Nevertheless there are some Scratchpad users which for particular kids of data, are sharing their datasets more widely we specialist data publishers. Where there is an available data standard, we have enabled services that allow Scratchpad users to share their data with larger data publishers. An area where this is currently working is with Specimen information. Across the Scratchpads we have over 18k specimen records and biological observations where people have recorded information about the particular taxonomic specimens in a standardised way. These data are connected to the GBIF network and added to the 276 Million specimen records already available. The records are crucial for mapping the distribution of species for a wide range of studies including climate change, changes in agricultural patterns and changing land use.

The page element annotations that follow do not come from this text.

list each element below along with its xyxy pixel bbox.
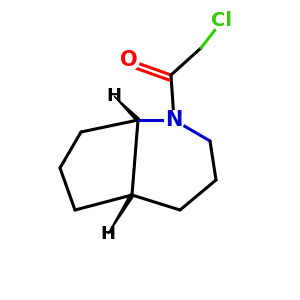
Polygon shape [114,96,140,122]
Text: H: H [106,87,122,105]
Polygon shape [108,194,134,234]
Text: H: H [100,225,116,243]
Text: O: O [120,50,138,70]
Text: Cl: Cl [212,11,233,31]
Text: N: N [165,110,183,130]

Arguably our most ambitious developments in the context of scholarly communication concern the semi-automated construction of scholarly papers from databases. In many cases Scratchpads contain extensive data relating to the biology and description of particular species. These are highly suited to formal specialist publications, but doing so require the laborious assembly of these data into a manuscript. As part of the ViBRANT collaboration with Pensoft, and in particular their two journals specialising in the formal taxonomic descriptions of plants and animals, we have developed a 5-step workflow for users to selecting appropriate data from their Scratchpad, adding additional metadata describing this information so that it conforms with the norms of descriptive taxonomic publications, and then finally preview and submit this manuscript to the publisher. From here is goes through a standard peer review process. Review recommendations are then incorporated in to a revised version of the manuscript, which is then sent back to the publisher and simultaneously published on both the Scratchpad and in the publisher’s journal. In addition to dramatically speeding up the construction of scientific papers, the user has the advantage that firstly the manuscript can be revised and updated and new information comes to light on the Scratchpad, while preserving the original version of the manuscript as part of the scholarly record. In addition the publish extracts relevant information from the submitted database which is them automatically submitted to the specialist data repositories. So in sum then, these are the four ways in which ViBRANT is facilitation scholarly communication of biodiversity information. 1) Through low cost journal infrastructure; 2) by community web publishing; 3) by biodiversity observation data publishing; and 4) by next generation publishing services producing scholarly articles from databases.